Camillo di Christian RoccaBreve ricordo personale di Oriana Fallaci

La mattina in cui Oriana Fallaci mi ha chiamato a casa ho subito pensato a uno scherzo. Sapevo che non parlava con nessuno, che non vedeva nessuno, che non consentiva a nessuno di invadere il suo spazio. Era vero, anzi verissimo. Ma era vero anche il contrario. Una volta che ti faceva entrare nella sua brownstone bianca sull’Upper East Side ti sentivi come a casa tua, provvisoriamente ospite di un mito. Un anno prima dell’11 settembre mi ero imbattuto nei suoi libri e nelle sue fantastiche interviste, naturalmente snobbati dall’élite del nostro paese. Non mi capacitavo del fatto che per un decennio ci fossimo dimenticati di lei, della nostra più grande giornalista e scrittrice.

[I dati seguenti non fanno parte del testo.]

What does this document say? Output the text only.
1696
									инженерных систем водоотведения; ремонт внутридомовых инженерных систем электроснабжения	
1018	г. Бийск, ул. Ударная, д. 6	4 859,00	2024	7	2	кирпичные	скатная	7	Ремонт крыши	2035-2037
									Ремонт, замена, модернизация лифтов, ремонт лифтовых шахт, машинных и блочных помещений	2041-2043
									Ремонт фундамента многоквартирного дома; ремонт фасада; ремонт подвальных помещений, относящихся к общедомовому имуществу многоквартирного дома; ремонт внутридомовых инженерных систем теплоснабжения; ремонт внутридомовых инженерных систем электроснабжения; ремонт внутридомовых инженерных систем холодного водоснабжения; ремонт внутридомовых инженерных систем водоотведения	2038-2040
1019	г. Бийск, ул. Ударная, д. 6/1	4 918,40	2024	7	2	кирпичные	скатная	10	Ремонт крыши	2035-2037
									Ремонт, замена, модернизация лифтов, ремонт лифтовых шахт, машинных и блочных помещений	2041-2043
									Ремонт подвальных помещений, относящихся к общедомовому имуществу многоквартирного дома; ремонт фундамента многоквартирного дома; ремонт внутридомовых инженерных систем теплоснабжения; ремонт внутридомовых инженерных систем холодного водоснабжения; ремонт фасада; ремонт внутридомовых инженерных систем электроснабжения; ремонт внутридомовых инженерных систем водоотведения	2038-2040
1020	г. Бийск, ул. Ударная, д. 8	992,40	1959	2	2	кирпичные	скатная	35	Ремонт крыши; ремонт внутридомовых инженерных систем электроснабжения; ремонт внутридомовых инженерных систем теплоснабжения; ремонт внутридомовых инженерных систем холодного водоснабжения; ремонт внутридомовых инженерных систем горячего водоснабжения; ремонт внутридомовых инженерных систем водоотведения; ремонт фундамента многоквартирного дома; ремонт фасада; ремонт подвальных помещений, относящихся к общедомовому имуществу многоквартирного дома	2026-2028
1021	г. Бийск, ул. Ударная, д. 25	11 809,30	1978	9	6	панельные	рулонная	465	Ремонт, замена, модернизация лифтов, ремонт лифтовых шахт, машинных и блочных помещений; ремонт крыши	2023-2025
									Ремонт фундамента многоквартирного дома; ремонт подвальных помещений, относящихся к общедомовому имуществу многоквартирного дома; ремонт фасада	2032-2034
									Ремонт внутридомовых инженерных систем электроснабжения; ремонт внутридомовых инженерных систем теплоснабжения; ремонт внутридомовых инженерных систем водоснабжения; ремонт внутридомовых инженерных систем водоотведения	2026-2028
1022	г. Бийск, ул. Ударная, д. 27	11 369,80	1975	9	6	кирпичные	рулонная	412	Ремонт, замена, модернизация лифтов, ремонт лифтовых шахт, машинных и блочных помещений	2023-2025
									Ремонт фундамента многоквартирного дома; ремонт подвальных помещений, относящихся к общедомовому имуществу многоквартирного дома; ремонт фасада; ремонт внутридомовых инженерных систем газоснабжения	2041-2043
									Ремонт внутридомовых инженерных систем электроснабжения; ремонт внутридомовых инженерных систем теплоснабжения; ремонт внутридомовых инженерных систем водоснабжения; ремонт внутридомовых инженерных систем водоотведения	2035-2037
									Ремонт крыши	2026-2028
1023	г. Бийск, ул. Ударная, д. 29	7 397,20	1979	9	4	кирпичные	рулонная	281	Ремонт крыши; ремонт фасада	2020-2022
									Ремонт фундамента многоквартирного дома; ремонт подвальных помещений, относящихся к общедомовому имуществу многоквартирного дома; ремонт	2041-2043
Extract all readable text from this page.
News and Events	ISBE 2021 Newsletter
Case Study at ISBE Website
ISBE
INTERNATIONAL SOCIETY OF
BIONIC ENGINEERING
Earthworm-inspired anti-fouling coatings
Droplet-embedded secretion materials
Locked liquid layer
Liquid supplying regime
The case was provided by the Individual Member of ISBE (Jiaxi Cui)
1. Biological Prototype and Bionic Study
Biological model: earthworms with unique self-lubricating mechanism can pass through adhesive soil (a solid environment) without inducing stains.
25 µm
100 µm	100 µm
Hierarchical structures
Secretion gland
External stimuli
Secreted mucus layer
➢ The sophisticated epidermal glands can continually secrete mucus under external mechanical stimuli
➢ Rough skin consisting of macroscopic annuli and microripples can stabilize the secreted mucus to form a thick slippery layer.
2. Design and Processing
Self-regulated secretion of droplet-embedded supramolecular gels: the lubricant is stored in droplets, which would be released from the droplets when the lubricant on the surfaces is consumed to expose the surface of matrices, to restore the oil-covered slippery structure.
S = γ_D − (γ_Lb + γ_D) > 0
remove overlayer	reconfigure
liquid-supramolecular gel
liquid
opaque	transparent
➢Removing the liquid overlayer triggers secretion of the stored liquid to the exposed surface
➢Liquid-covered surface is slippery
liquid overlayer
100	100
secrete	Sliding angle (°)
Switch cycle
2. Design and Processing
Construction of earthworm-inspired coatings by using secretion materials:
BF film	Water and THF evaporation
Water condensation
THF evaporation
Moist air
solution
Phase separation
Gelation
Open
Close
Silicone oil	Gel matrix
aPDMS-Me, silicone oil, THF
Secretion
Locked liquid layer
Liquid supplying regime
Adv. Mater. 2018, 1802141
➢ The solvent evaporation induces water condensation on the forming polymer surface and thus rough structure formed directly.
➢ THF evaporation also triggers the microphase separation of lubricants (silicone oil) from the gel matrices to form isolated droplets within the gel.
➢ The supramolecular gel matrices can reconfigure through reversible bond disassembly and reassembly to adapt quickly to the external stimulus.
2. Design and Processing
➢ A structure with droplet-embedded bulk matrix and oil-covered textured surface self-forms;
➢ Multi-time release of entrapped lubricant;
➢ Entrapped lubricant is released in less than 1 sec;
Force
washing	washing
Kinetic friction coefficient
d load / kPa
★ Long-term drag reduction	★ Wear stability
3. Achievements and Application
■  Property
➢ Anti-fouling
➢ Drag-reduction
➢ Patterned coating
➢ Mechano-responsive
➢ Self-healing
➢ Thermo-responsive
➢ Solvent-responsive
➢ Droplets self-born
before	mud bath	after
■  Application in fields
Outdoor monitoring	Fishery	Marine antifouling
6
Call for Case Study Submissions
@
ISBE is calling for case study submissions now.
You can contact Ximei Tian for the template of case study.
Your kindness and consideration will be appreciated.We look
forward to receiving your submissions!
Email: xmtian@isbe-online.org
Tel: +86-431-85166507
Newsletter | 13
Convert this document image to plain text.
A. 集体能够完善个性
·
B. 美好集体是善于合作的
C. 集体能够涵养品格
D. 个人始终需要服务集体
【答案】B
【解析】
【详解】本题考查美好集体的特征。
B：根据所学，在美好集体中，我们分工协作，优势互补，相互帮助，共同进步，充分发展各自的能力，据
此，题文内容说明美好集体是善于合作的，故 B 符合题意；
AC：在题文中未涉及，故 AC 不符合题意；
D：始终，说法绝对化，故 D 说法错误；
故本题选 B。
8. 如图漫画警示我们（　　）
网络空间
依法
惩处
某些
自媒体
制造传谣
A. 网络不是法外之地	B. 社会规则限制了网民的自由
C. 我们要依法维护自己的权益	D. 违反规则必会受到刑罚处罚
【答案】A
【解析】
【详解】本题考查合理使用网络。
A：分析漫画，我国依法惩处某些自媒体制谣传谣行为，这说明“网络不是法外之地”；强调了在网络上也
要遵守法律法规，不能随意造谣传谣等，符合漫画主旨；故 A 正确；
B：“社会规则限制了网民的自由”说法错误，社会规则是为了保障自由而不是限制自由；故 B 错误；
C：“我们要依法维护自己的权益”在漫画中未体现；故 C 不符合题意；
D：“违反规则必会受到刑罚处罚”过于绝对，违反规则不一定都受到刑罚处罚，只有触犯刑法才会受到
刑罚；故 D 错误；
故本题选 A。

O, forse, sapevo benissimo per quale motivo le venivano preferiti altri mostri sacri, anche se sconosciuti oltre Chiasso. Qui in America hanno inventato un termine per definire il suo stile personale di raccontare le storie, “it’s-all-about-me-journalism”. Ed era questa la chiave del suo successo, la sua ricetta per far entrare il lettore nel racconto e non farlo più staccare dalle sue pagine. Avreste dovuto vederla mentre scriveva, anzi mentre componeva. Scandiva le frasi seguendo una sua metrica, quasi cantava. E se il suono delle parole non le piaceva, zac, tagliava, ricominciava e non si fermava fino a quando non aveva trovato il ritmo giusto. Oriana era tosta, dura, difficile, ma sapeva essere anche molto gentile. Era una grande cuoca, stupefacente (“cosa credeva, che fossi una di quelle giornaliste in carriera?”). Soprattutto era una persona geniale. Non le sfuggiva nulla. Intuiva al volo le cose e capiva dove sarebbero andate a parare, malgrado ormai la malattia l’avesse sfiancata. “Lo scriva, Christian, mi faccia il favore di scriverlo quando muoio”, mi ripeteva ogni volta che l’accusavano e non si accorgevano che stavano parlando di una persona che non era lei. Scrivo questo, allora: il grande dispiacere della sua vita è stato quello di non aver mai avuto un figlio, quel figlio mai nato a cui aveva indirizzato la famosa lettera. L’aveva tenuto in grembo per alcuni mesi e poi l’aveva sepolto sotto l’altare della cappella di famiglia. Lo andava a trovare spesso, lo chiamava “il mio bambino”.